Jakarta, HALOBANTEN.COM — Pemerintah Kota Tangerang Selatan (Tangsel), Banten, menorehkan capaian nasional dengan meraih predikat Kota Berkinerja Tinggi dalam evaluasi Laporan Penyelenggaraan Pemerintahan Daerah (LPPD) oleh Kementerian Dalam Negeri. Penghargaan tersebut diumumkan dalam peringatan Hari Otonomi Daerah ke-30 pada Senin (27/4/2026).
Dalam hasil evaluasi itu, Kota Tangerang Selatan menempati peringkat ketiga nasional dengan skor 3,8023, masuk kategori tinggi. Capaian tersebut menunjukkan tren peningkatan signifikan dalam empat tahun terakhir.
Wali Kota Tangerang Selatan, Benyamin Davnie, menyatakan hasil tersebut mencerminkan peningkatan kualitas tata kelola pemerintahan, pelayanan publik, serta pelaksanaan pembangunan daerah. Selain itu, ia menegaskan bahwa penilaian LPPD mencakup berbagai aspek strategis yang menjadi kewenangan pemerintah daerah.

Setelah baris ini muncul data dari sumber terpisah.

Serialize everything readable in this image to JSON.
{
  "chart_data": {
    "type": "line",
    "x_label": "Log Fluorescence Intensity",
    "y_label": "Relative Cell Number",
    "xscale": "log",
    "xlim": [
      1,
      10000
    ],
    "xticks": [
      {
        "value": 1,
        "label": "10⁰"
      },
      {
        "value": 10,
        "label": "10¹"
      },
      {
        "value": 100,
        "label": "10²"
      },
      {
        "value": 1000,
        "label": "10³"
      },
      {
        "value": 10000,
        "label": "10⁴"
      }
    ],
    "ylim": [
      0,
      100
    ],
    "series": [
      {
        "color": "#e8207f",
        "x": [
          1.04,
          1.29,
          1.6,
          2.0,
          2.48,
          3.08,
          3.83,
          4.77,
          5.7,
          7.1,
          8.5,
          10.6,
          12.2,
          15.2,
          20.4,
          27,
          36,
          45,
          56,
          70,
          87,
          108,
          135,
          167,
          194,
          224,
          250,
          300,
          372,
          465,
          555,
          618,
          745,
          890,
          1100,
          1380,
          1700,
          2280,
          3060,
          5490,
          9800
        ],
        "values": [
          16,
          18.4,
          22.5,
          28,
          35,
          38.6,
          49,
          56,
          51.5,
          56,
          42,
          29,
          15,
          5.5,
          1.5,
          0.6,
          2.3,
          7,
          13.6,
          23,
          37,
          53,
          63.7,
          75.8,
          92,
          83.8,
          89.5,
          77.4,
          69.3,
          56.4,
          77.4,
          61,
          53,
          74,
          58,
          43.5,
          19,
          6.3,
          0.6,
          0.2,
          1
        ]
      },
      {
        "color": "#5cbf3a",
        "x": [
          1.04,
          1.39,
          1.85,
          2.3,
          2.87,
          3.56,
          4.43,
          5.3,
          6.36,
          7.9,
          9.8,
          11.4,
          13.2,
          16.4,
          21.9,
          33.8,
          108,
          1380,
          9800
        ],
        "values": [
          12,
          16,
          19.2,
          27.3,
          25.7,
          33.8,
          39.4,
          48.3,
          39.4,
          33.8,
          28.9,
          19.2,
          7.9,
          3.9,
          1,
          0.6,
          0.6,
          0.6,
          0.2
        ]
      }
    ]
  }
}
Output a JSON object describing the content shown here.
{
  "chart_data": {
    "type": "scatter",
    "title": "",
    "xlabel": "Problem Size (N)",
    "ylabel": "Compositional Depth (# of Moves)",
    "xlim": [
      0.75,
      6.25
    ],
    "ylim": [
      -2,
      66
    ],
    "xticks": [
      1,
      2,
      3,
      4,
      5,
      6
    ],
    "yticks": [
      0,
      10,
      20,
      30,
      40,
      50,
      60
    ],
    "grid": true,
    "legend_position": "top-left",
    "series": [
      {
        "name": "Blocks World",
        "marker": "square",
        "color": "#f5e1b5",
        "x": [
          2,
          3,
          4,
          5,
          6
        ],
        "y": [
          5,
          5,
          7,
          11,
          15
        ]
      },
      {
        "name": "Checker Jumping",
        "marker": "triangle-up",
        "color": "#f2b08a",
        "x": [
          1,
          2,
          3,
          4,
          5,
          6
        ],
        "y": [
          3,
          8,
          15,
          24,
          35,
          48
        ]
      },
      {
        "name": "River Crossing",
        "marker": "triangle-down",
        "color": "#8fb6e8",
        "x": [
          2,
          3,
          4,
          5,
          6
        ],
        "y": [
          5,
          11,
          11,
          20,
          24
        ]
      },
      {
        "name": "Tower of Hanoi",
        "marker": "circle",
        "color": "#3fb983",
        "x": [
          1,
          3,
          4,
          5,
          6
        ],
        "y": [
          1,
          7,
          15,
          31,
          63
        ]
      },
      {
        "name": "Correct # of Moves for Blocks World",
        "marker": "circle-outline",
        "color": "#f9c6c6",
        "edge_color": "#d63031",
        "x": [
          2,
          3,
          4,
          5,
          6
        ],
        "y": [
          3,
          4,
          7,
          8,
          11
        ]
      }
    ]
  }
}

Lebih lanjut, evaluasi LPPD meliputi 25 urusan wajib dan 8 urusan pilihan. Seluruh indikator itu terimplementasi melalui program, kegiatan, hingga kebijakan anggaran sepanjang tahun 2025. Proses penilaian berlangsung komprehensif, mulai dari perencanaan kebijakan hingga hasil akhir yang terukur, serta terintegrasi dengan dokumen perencanaan seperti RPJMD dan RPJMN.
Sementara itu, tren kinerja Kota Tangerang Selatan menunjukkan lonjakan konsisten. Pada 2022, posisi kota ini berada di peringkat 23 nasional dengan skor 2,95 (kategori sedang). Kemudian naik ke peringkat 12 pada 2023 dengan skor 3,43, berlanjut ke peringkat 9 pada 2024 dengan skor 3,54, hingga akhirnya menembus tiga besar nasional pada 2025.
Menurut Benyamin, capaian tersebut merupakan hasil kolaborasi seluruh perangkat daerah dan dukungan masyarakat. Namun demikian, ia menekankan pentingnya evaluasi berkelanjutan untuk memperbaiki aspek perencanaan, pelaksanaan, dan pelaporan kinerja.
Ia juga menegaskan bahwa penghargaan LPPD tidak semata soal peringkat, melainkan indikator sejauh mana pemerintah mampu menghadirkan manfaat nyata bagi masyarakat. Oleh karena itu, pemerintah kota mendorong peningkatan kualitas layanan publik secara terukur, penguatan sinergi lintas sektor, serta perluasan inovasi dalam penyelenggaraan pemerintahan.
Sebagai informasi, evaluasi LPPD merupakan mekanisme nasional untuk mengukur akuntabilitas kinerja pemerintah daerah dengan melibatkan sembilan kementerian.